Broadway In Chicago and producers Starvox Entertainment and June Entertainment present SHERLOCK HOLMES, starring David Arquette in the title role. JAMES MASLOW, the actor and singer perhaps best known for playing the role of James Diamond in Nickelodeon's "Big Time Rush" and a member of the band with the same name, stars as the legendary Dr.John Watson, along with RENNE OLSTEAD, best known for her role as Lauren Miller in the TV sitcom "Still Standing," and as Madison Cooperstein in "The Secret Life of the American Teenager," as the well-to-do-American, Lady Irene St. John. This new and original adaptation inspired by Sir Arthur Conan Doyle's classic tales by playwright Greg Kramer and directed by Andrew Shaver is scheduled to play Chicago's Oriental Theatre (24 W Randolph) November 24 - 29, 2015.
The eleven member acting company includes much of the original cast from the original, critically-acclaimed Montreal Segal Centre production that premiered in May 2013, also directed by Andrew Shaver, who will restage the show for a North American tour, launching a six-performance, "Tour Preview" engagement on October 15, 2015 in Los Angeles, followed by longer runs in Toronto, Washington, D.C. and Chicago, with subsequent cities planned into 2016 and to be announced shortly.
Let's see what the critics had to say...
Chris Jones, Chicago Tribune: At the end of the new touring production of "Sherlock Holmes," at the Oriental Theatre for Thanksgiving week, that great breathy saxophone solo from the late Gerry Rafferty's 1978 hit "Baker Street" emerges from the loudspeakers - ra da da da d-a-a-arrr! This is, by far, the highlight of the night. First and foremost, it signals that the show is now over. Actually, honorable reportage requires me to note that the show was over at intermission Tuesday night for a good portion of those in seats near mine, some savvy Chicagoans apparently having decided that trussing a turkey was preferable to sitting passively in the face of so foul a bird.
Adam Fendelman, Hollywood Chicago: My face stayed disappointingly deadpan, my voice mostly monotone and my head kept being confused - unable to answer why this live show would devolve into this campy retreat. The opening-night Chicago audience was relatively quiet, too. The show only earned interspersed chuckles rather than laugh-out-loud bellows, intermission couldn't come soon enough and the curtain call came and went with the sold-out crowd ready to go home.
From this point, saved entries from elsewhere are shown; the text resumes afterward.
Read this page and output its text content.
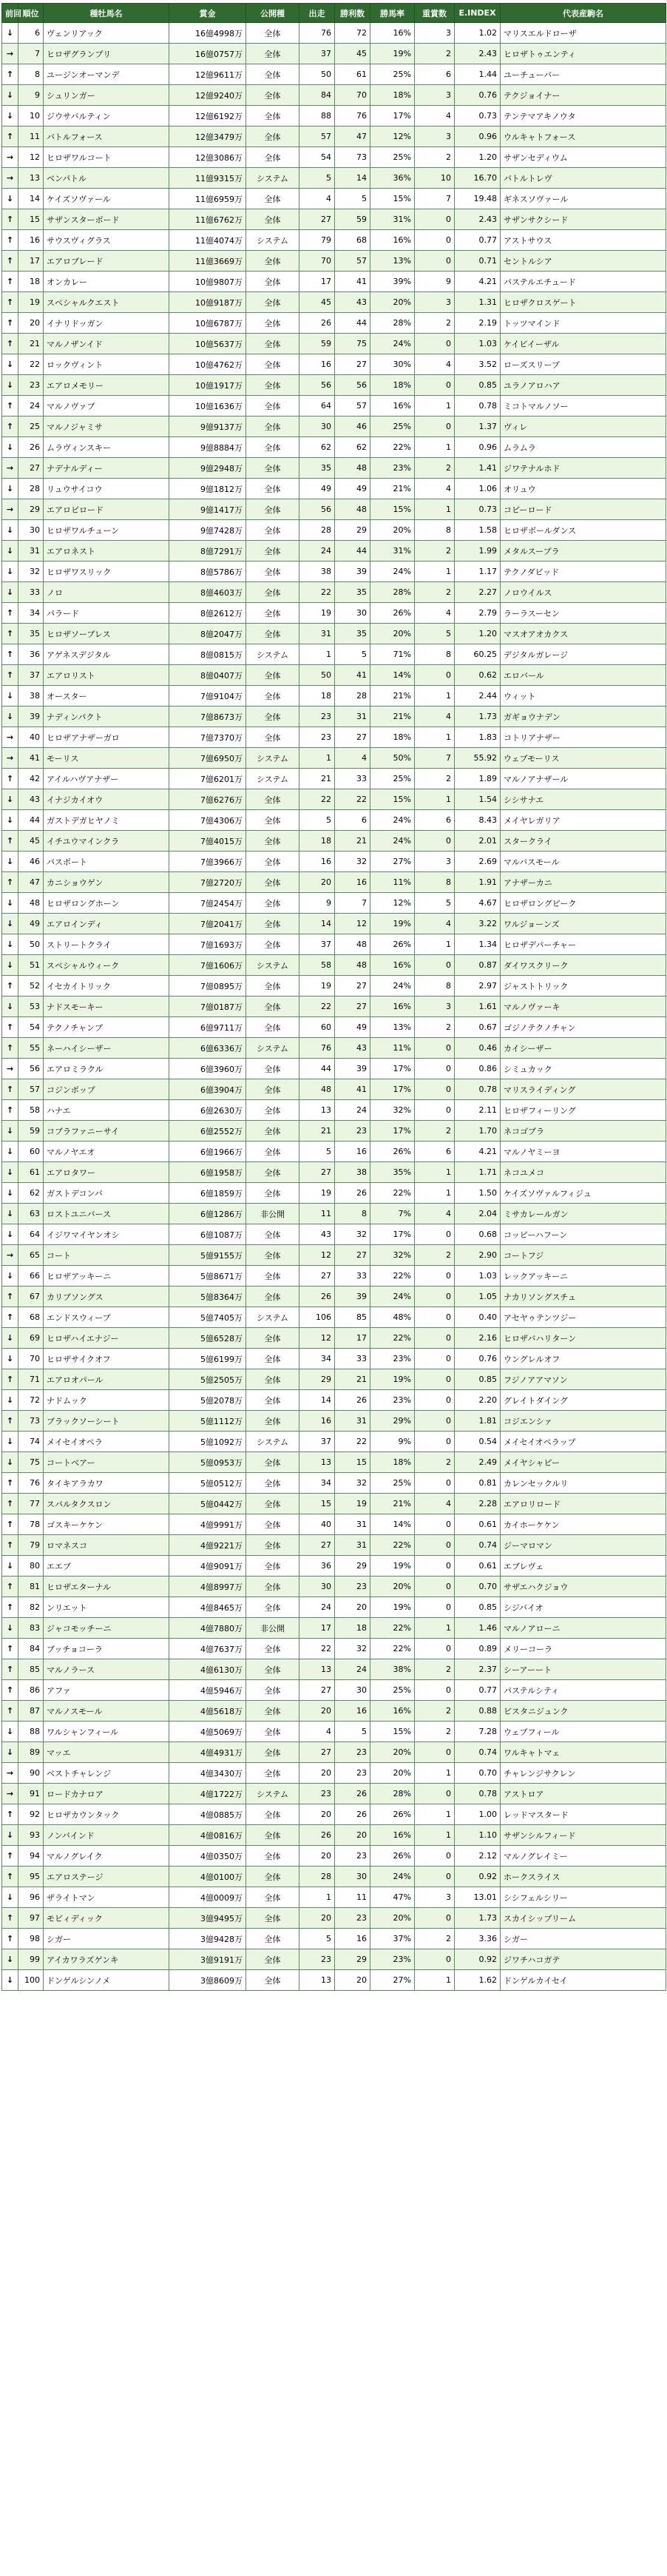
前回	順位	種牡馬名	賞金	公開種	出走	勝利数	勝馬率	重賞数	E.INDEX	代表産駒名
↓	6	ヴェンリアック	16億4998万	全体	76	72	16%	3	1.02	マリスエルドローザ
→	7	ヒロザグランプリ	16億0757万	全体	37	45	19%	2	2.43	ヒロザトゥエンティ
↑	8	ユージンオーマンデ	12億9611万	全体	50	61	25%	6	1.44	ユーチューバー
↓	9	シュリンガー	12億9240万	全体	84	70	18%	3	0.76	テクジョイナー
↓	10	ジウサバルティン	12億6192万	全体	88	76	17%	4	0.73	テンテマアキノウタ
↑	11	バトルフォース	12億3479万	全体	57	47	12%	3	0.96	ウルキャトフォース
→	12	ヒロザワルコート	12億3086万	全体	54	73	25%	2	1.20	サザンセディウム
→	13	ベンパトル	11億9315万	システム	5	14	36%	10	16.70	バトルトレヴ
↓	14	ケイズソヴァール	11億6959万	全体	4	5	15%	7	19.48	ギネスソヴァール
↑	15	サザンスターボード	11億6762万	全体	27	59	31%	0	2.43	サザンサクシード
↑	16	サウスヴィグラス	11億4074万	システム	79	68	16%	0	0.77	アストサウス
↑	17	エアロブレード	11億3669万	全体	70	57	13%	0	0.71	セントルシア
↑	18	オンカレー	10億9807万	全体	17	41	39%	9	4.21	パステルエチュード
↑	19	スペシャルクエスト	10億9187万	全体	45	43	20%	3	1.31	ヒロザクロスゲート
↑	20	イナリドッガン	10億6787万	全体	26	44	28%	2	2.19	トッツマインド
↑	21	マルノザンイド	10億5637万	全体	59	75	24%	0	1.03	ケイビイーザル
↓	22	ロックヴィント	10億4762万	全体	16	27	30%	4	3.52	ローズスリープ
↓	23	エアロメモリー	10億1917万	全体	56	56	18%	0	0.85	ユラノアロハア
↑	24	マルノヴァブ	10億1636万	全体	64	57	16%	1	0.78	ミコトマルノソー
↑	25	マルノジャミサ	9億9137万	全体	30	46	25%	0	1.37	ヴィレ
↓	26	ムラヴィンスキー	9億8884万	全体	62	62	22%	1	0.96	ムラムラ
→	27	ナデナルディー	9億2948万	全体	35	48	23%	2	1.41	ジワテナルホド
↓	28	リュウサイコウ	9億1812万	全体	49	49	21%	4	1.06	オリュウ
→	29	エアロピロード	9億1417万	全体	56	48	15%	1	0.73	コピーロード
↓	30	ヒロザワルチューン	9億7428万	全体	28	29	20%	8	1.58	ヒロザボールダンス
↓	31	エアロネスト	8億7291万	全体	24	44	31%	2	1.99	メタルスープラ
↓	32	ヒロザワスリック	8億5786万	全体	38	39	24%	1	1.17	テクノダビッド
↓	33	ノロ	8億4603万	全体	22	35	28%	2	2.27	ノロウイルス
↑	34	パラード	8億2612万	全体	19	30	26%	4	2.79	ラーラスーセン
↑	35	ヒロザソーブレス	8億2047万	全体	31	35	20%	5	1.20	マスオアオカクス
↑	36	アゲネスデジタル	8億0815万	システム	1	5	71%	8	60.25	デジタルガレージ
↑	37	エアロリスト	8億0407万	全体	50	41	14%	0	0.62	エロバール
↓	38	オースター	7億9104万	全体	18	28	21%	1	2.44	ウィット
↓	39	ナディンパクト	7億8673万	全体	23	31	21%	4	1.73	ガギョウナデン
→	40	ヒロザアナザーガロ	7億7370万	全体	23	27	18%	1	1.83	コトリアナザー
→	41	モーリス	7億6950万	システム	1	4	50%	7	55.92	ウェブモーリス
↑	42	アイルハヴアナザー	7億6201万	システム	21	33	25%	2	1.89	マルノアナザール
↓	43	イナジカイオウ	7億6276万	全体	22	22	15%	1	1.54	シシサナエ
↓	44	ガストデガヒヤノミ	7億4306万	全体	5	6	24%	6	8.43	メイヤレガリア
↑	45	イチユウマインクラ	7億4015万	全体	18	21	24%	0	2.01	スタークライ
↓	46	パスポート	7億3966万	全体	16	32	27%	3	2.69	マルバスモール
↑	47	カニショウゲン	7億2720万	全体	20	16	11%	8	1.91	アナザーカニ
↓	48	ヒロザロングホーン	7億2454万	全体	9	7	12%	5	4.67	ヒロザロングピーク
↓	49	エアロインディ	7億2041万	全体	14	12	19%	4	3.22	ワルジョーンズ
↓	50	ストリートクライ	7億1693万	全体	37	48	26%	1	1.34	ヒロザデパーチャー
↓	51	スペシャルウィーク	7億1606万	システム	58	48	16%	0	0.87	ダイワスクリーク
↑	52	イセカイトリック	7億0895万	全体	19	27	24%	8	2.97	ジャストトリック
↓	53	ナドスモーキー	7億0187万	全体	22	27	16%	3	1.61	マルノヴァーキ
↑	54	テクノチャンプ	6億9711万	全体	60	49	13%	2	0.67	ゴジノテクノチャン
↑	55	ネーハイシーザー	6億6336万	システム	76	43	11%	0	0.46	カイシーザー
→	56	エアロミラクル	6億3960万	全体	44	39	17%	0	0.86	シミュカック
↑	57	コジンボップ	6億3904万	全体	48	41	17%	0	0.78	マリスライディング
↑	58	ハナエ	6億2630万	全体	13	24	32%	0	2.11	ヒロザフィーリング
↓	59	コブラファニーサイ	6億2552万	全体	21	23	17%	2	1.70	ネコゴブラ
↓	60	マルノヤエオ	6億1966万	全体	5	16	26%	6	4.21	マルノヤミーヨ
↓	61	エアロタワー	6億1958万	全体	27	38	35%	1	1.71	ネコユメコ
↓	62	ガストデコンバ	6億1859万	全体	19	26	22%	1	1.50	ケイズソヴァルフィジュ
↓	63	ロストユニバース	6億1286万	非公開	11	8	7%	4	2.04	ミサカレールガン
↓	64	イジワマイヤンオシ	6億1087万	全体	43	32	17%	0	0.68	コッピーハフーン
→	65	コート	5億9155万	全体	12	27	32%	2	2.90	コートフジ
↓	66	ヒロザアッキーニ	5億8671万	全体	27	33	22%	0	1.03	レックアッキーニ
↑	67	カリブソングス	5億8364万	全体	26	39	24%	0	1.05	ナカリソングスチュ
↑	68	エンドスウィープ	5億7405万	システム	106	85	48%	0	0.40	アセヤゥテンツジー
↓	69	ヒロザハイエナジー	5億6528万	全体	12	17	22%	0	2.16	ヒロザバハリターン
↓	70	ヒロザサイクオフ	5億6199万	全体	34	33	23%	0	0.76	ウングレルオフ
↑	71	エアロオパール	5億2505万	全体	29	21	19%	0	0.85	フジノアアマソン
↓	72	ナドムック	5億2078万	全体	14	26	23%	0	2.20	グレイトダイング
↑	73	ブラックソーシート	5億1112万	全体	16	31	29%	0	1.81	コジエンシァ
↓	74	メイセイオペラ	5億1092万	システム	37	22	9%	0	0.54	メイセイオペラップ
↓	75	コートベアー	5億0953万	全体	13	15	18%	2	2.49	メイヤシャピー
↑	76	タイキアラカワ	5億0512万	全体	34	32	25%	0	0.81	カレンセックルリ
↑	77	スパルタクスロン	5億0442万	全体	15	19	21%	4	2.28	エアロリロード
↑	78	ゴスキーケケン	4億9991万	全体	40	31	14%	0	0.61	カイホーケケン
↑	79	ロマネスコ	4億9221万	全体	27	31	22%	0	0.74	ジーマロマン
↓	80	エエブ	4億9091万	全体	36	29	19%	0	0.61	エブレヴェ
↑	81	ヒロザエターナル	4億8997万	全体	30	23	20%	0	0.70	サザエハクジョウ
↑	82	ンリエット	4億8465万	全体	24	20	19%	0	0.85	シジバイオ
↓	83	ジャコモッチーニ	4億7880万	非公開	17	18	22%	1	1.46	マルノアローニ
↑	84	ブッチョコーラ	4億7637万	全体	22	32	22%	0	0.89	メリーコーラ
↑	85	マルノラース	4億6130万	全体	13	24	38%	2	2.37	シーアーート
↑	86	アファ	4億5946万	全体	27	30	25%	0	0.77	パステルシティ
↑	87	マルノスモール	4億5618万	全体	20	16	16%	2	0.88	ビスタニジュンク
↓	88	ワルシャンフィール	4億5069万	全体	4	5	15%	2	7.28	ウェブフィール
↓	89	マッエ	4億4931万	全体	27	23	20%	0	0.74	ワルキャトマェ
→	90	ベストチャレンジ	4億3430万	全体	20	23	20%	1	0.70	チャレンジサクレン
→	91	ロードカナロア	4億1722万	システム	23	26	28%	0	0.78	アストロア
↑	92	ヒロザカウンタック	4億0885万	全体	20	26	26%	1	1.00	レッドマスタード
↓	93	ノンバインド	4億0816万	全体	26	20	16%	1	1.10	サザンシルフィード
↑	94	マルノグレイク	4億0350万	全体	20	23	26%	0	2.12	マルノグレイミー
↑	95	エアロステージ	4億0100万	全体	28	30	24%	0	0.92	ホークスライス
↓	96	ザライトマン	4億0009万	全体	1	11	47%	3	13.01	シシフェルシリー
↑	97	モビィディック	3億9495万	全体	20	23	20%	0	1.73	スカイシップリーム
↑	98	シガー	3億9428万	全体	5	16	37%	2	3.36	シガー
↓	99	アイカワラズゲンキ	3億9191万	全体	23	29	23%	0	0.92	ジワチハコガテ
↓	100	ドンゲルシンノメ	3億8609万	全体	13	20	27%	1	1.62	ドンゲルカイセイ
Glenn Sumi, Now Toronto: The two-and-a-half hour mess mashes together several of Doyle's famous tales, with the titles of them projected onto screens. These include stories about murders, disappearances, empty trunks, opium dens and cavernous mansions. None of the narratives is carried out with anything resembling logic. Matters aren't helped by director Andrew Shaver's attempt to distract us with various styles. One minute he's recreating a shaky black and white film, the next he's riffing on a Bugs Bunny cartoon, and the next he's letting two actors channel their inner Tweedledee and Tweedledums as Victorian era clerks.
Richard Ouzounian, Toronto Star: With all due respect, Kramer's script is a strange mixture of smarty-pants humour and straight-ahead Holmesian plotting that never really clicks. It also keeps falling into an annoying hipster tone that keeps you from becoming engaged with the proceedings. But the bigger mystery is why anyone hired David Arquette and James Maslow to play Holmes and Watson. Maslow is simply wrong for the role: too young, too American, too contemporary in feel.
Jeff Cottrill, Digital Journal: Holmes purists, and even audience members with only basic familiarity with the Holmes universe, will be disappointed on some level. There's little here that resembles the original Doyle spirit, despite a few obligatory nods in the direction of tradition (Holmes discovering his famous hat, his penchant for disguise, etc.). If all you want from Sherlock Holmes is a masterpiece of production design and technical craft, the show delivers. But as an adaptation of the Holmes legend, it's a little too elementary, my dear.